Warmer house temperatures are required for the more tropical house plants, like Monstera deliciosa that may need to be moved to warmer parts of the house over the colder months.
Although modern heating provides greater scope for growing many indoor plants, it does dry the atmosphere. This is most noticeable near heating sources like heat pumps etc. Indoor plants should be positioned away from such areas.
All houseplants prefer to grow in relatively high humidity (amount of water vapour in the air) so it is important to mist the foliage (leaves) regularly with lukewarm water.
This is a critical factor for growing indoor plants successfully. Many interesting houseplants are actually from the forest floor of tropical forests and prefer a semi-shaded position in the home. Green leaved foliage plants generally prefer shade, while plants with coloured leaves generally prefer full light. Flowering houseplants such as chrysanthemums thrive with exposure to sunlight. No plants should be placed up against windows facing the sun as the foliage will burn very quickly.
Other important factors
Some other factors that are critical to successfully growing houseplants are:
Pots and planters
There are many different types of pots and planters to suit your style, metal, potter, ceramic or plastic. Always ensure the planter is big enough for the plant to grow in to before it needs repotting - but not too large. A rule of thumb is to repot into a pot one-to-two sizes larger than the existing container. This avoids "overpotting" which runs the risk of overwatering due to the increased water-holding capacity of the larger pot.
Poor drainage kills a fair percentage of houseplants. Modern potting mixes like Daltons Premium Houseplant Mix provide well-drained growing medium. However, drainage holes in pots/planters are often very small and quickly become blocked. Be sure to check the size of the holes in the container before purchasing a houseplant.
Watering & feeding
Indoor plants are often overwatered, underwatered or irregularly watered! The amount of water a houseplant requires varies according to the species, time of year and conditions inside of the home.
Always water with tepid water (lukewarm), especially over winter and observe the plants response to the amount of water that is applied. A simple guide is to never water plants when the soil is still wet. Always water early in the day so the plant can absorb the moisture throughout the day before the temperature drops in the evening.
Fertiliser should only be applied during the growing season, i.e. in summer, with Daltons Premium Houseplant Tabs. It is important to assess if the plant requires fertiliser, unhealthy symptoms can be attributed to other factors, as well as the plant requiring additional nutrients. With long-term houseplants e.g. large, leafy, green plants, the application of fertiliser in spring should be part of the normal plant management programme. As a general rule, pale green leaves are indicative of the need for fertiliser.
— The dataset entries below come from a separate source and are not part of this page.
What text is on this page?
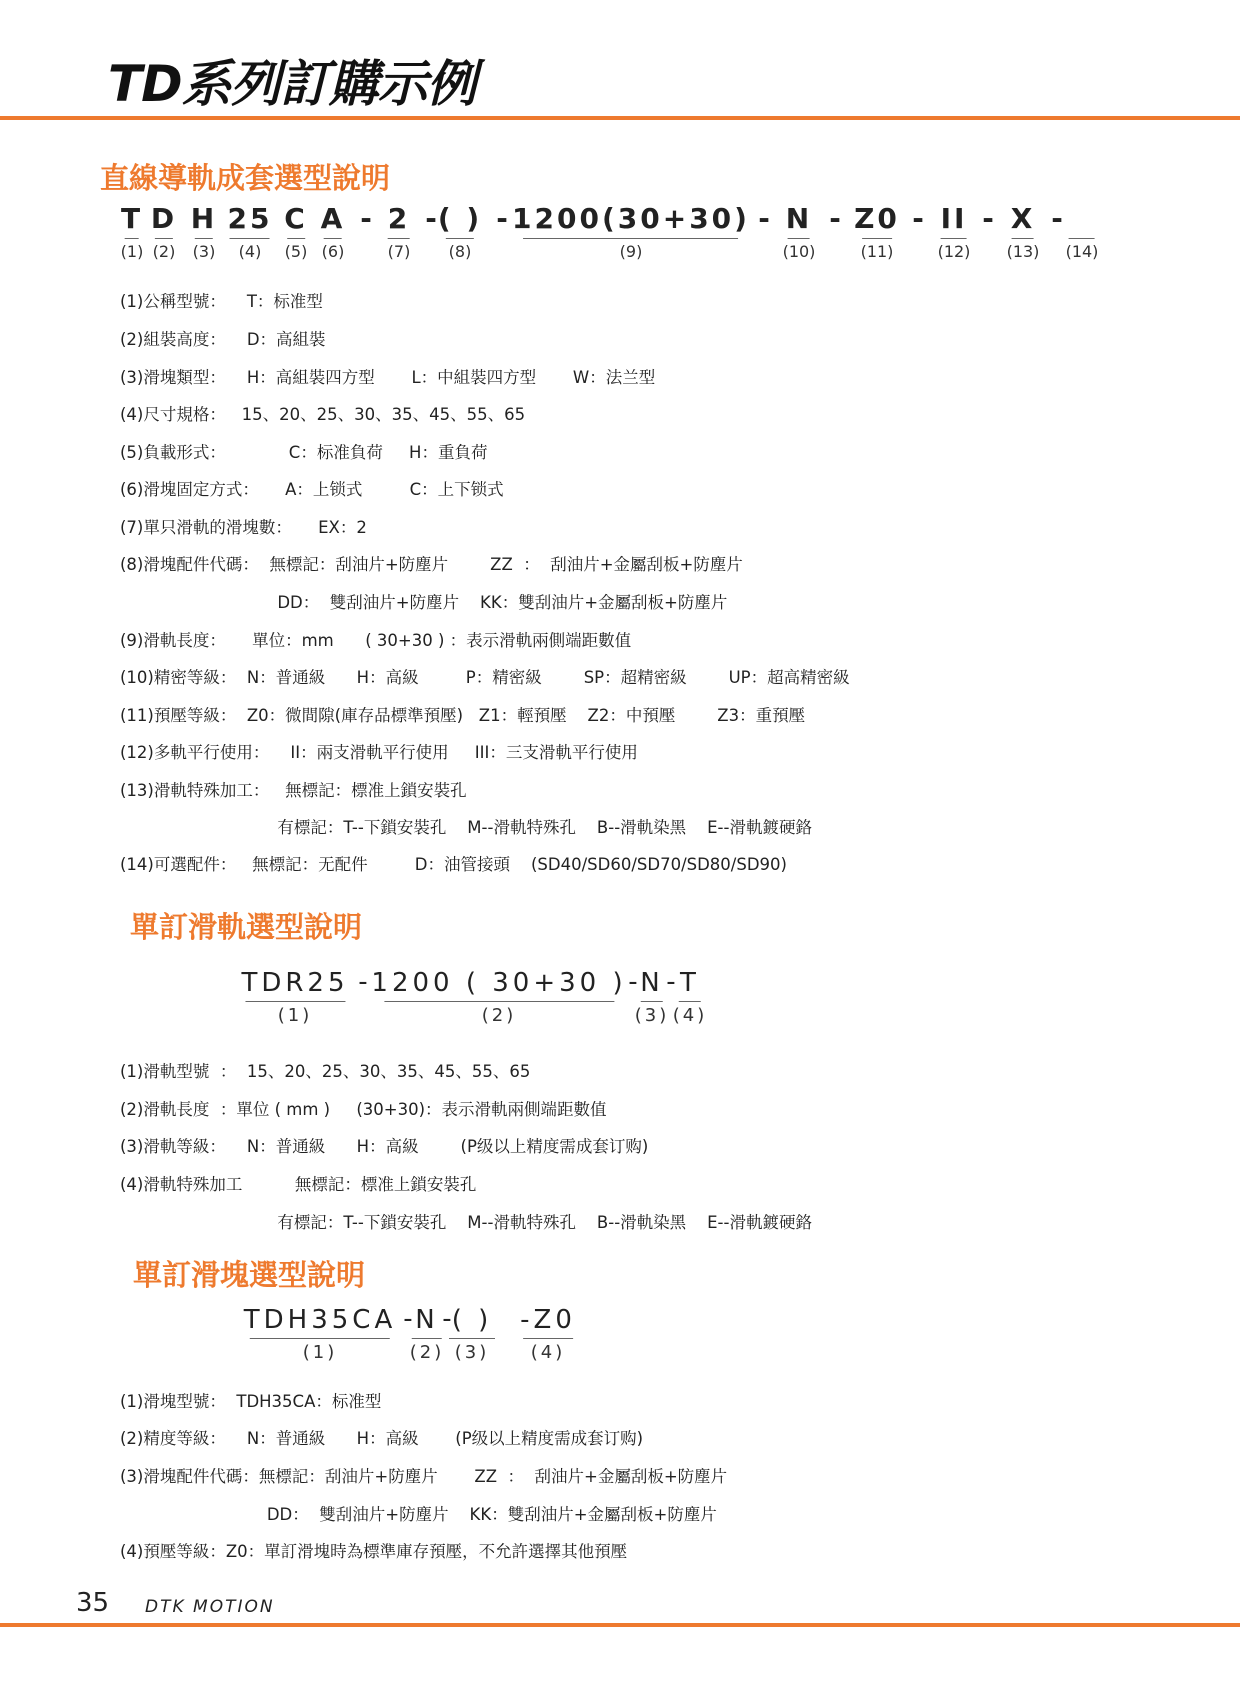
TD系列訂購示例
直線導軌成套選型說明
單訂滑軌選型說明
單訂滑塊選型說明
35 DTK MOTION
T
(1)
D
(2)
H
(3)
25
(4)
C
(5)
A
(6)
2
(7)
( )
(8)
1200(30+30)
(9)
N
(10)
Z0
(11)
II
(12)
X
(13)
(14)
- - -	- -	- - -
(1)公稱型號：    T：标准型
(2)組裝高度：    D：高組裝
(3)滑塊類型：    H：高組裝四方型       L：中組裝四方型       W：法兰型
(4)尺寸規格：   15、20、25、30、35、45、55、65
(5)負載形式：            C：标准負荷     H：重負荷
(6)滑塊固定方式：     A：上锁式         C：上下锁式
(7)單只滑軌的滑塊數：     EX：2
(8)滑塊配件代碼：  無標記：刮油片+防塵片        ZZ  ：  刮油片+金屬刮板+防塵片
DD：  雙刮油片+防塵片    KK：雙刮油片+金屬刮板+防塵片
(9)滑軌長度：     單位：mm      ( 30+30 ) ：表示滑軌兩側端距數值
(10)精密等級：  N：普通級      H：高級         P：精密級        SP：超精密級        UP：超高精密級
(11)預壓等級：  Z0：微間隙(庫存品標準預壓)   Z1：輕預壓    Z2：中預壓        Z3：重預壓
(12)多軌平行使用：    II：兩支滑軌平行使用     III：三支滑軌平行使用
(13)滑軌特殊加工：   無標記：標准上鎖安裝孔
有標記：T--下鎖安裝孔    M--滑軌特殊孔    B--滑軌染黑    E--滑軌鍍硬鉻
(14)可選配件：   無標記：无配件         D：油管接頭    (SD40/SD60/SD70/SD80/SD90)
TDR25
(1)
1200 ( 30+30 )
(2)
N
(3)
T
(4)
-	- -
(1)滑軌型號  ：  15、20、25、30、35、45、55、65
(2)滑軌長度  ：單位 ( mm )     (30+30)：表示滑軌兩側端距數值
(3)滑軌等級：    N：普通級      H：高級        (P级以上精度需成套订购)
(4)滑軌特殊加工          無標記：標准上鎖安裝孔
有標記：T--下鎖安裝孔    M--滑軌特殊孔    B--滑軌染黑    E--滑軌鍍硬鉻
TDH35CA
(1)
N
(2)
( )
(3)
-Z0
(4)
- -
(1)滑塊型號：  TDH35CA：标准型
(2)精度等級：    N：普通級      H：高級       (P级以上精度需成套订购)
(3)滑塊配件代碼：無標記：刮油片+防塵片       ZZ  ：  刮油片+金屬刮板+防塵片
DD：  雙刮油片+防塵片    KK：雙刮油片+金屬刮板+防塵片
(4)預壓等級：Z0：單訂滑塊時為標準庫存預壓，不允許選擇其他預壓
With large “glossy” green-leaved houseplants such as Fiddle Leaf Fig, clean the leaves regularly with a soft sponge. This removes dust and can dislodge young insects that may be attracted to various houseplants.
This does not have to be carried out too frequently - only when roots appear through the draining holes in the pot, and/or older plants leaves take on a yellowing colour. Late spring/early summer is the best time to repot as there is optimum new root growth at this time. Most modern potting mixes contain slow-release fertilisers so repotting often reinvigorates growth in older houseplants.
Deadheading flowering indoor plants
Regularly remove dead/finished flowers to encourage continuous succession flowering.
Pests and diseases
Common pests of houseplants are mealy-bugs, scale insects and red spider mite.
Red spider mite is more difficult to control as it is only obvious when plants are heavily infested. It may be necessary to remove infested leaves as well as spraying water from a fine misting hose all over the plant.
||Mealy-bug and scale are both quite visible on the plant and can be removed manually with a moist cloth. However, where there is a large infestation, in summer, take the plant outside and wash away the insects and clean the infested plant parts with a fine misting hose.|
||Most diseases that affect houseplants such as brown tips of leaves are the result of a watering problem, either too much, too little, or erratic watering! Observe your houseplants carefully to assess their water requirements and always reduce the amount of water applied over the winter months. Always use lukewarm water when watering your houseplants, especially in winter.|
Hoya carnosa (and other species)
Cast Iron Plant (Aspidistra elatior)
Coffee shrub of Arabia (Coffea arabica)
Dracaena – numerous forms to grow
Paper Plant (Fatsia japonica)
Fiddle Leaf Fig (Ficus lyrate)
Rubber Fig (Ficus elastica)
Weeping Fig (Ficus benjamina)
Swiss Cheese Plant (Monstera deliciosa)
Palms – numerous species such as Kentia palms
Philodendrons (A wide variety of shapes and sizes available)
Dwarf Umbrella Tree (Schefflera actinophylla)
Umbrella Tree (Schefflera actinophylla)
ZZ Plant (Zamioculcas Zanzibar)
Zebra Plant (Aphelandra Squarrosa)
Crotons (Codiaeum spp) - A wide variety of leaf shapes and colors available
Spider Plant (Chlorophytum)
Dumbcane Plant (Dieffenbachia amoena)
Poinsettia (Euphorbia pulcherrima)
Radiator Plant (Peperomia) – numerous forms available
Moses-In-The-Cradle (Rhoeo discolor)
Snake Plant (Sansevieria)
Grape Ivory (Cissus rhombifolia )
Ivory (Hedera spp)
Chain Of Hearts (Ceropegia wood)
String Of Pearls (Senecio Rowleyanus )
Boat Orchids (Cymbidiums)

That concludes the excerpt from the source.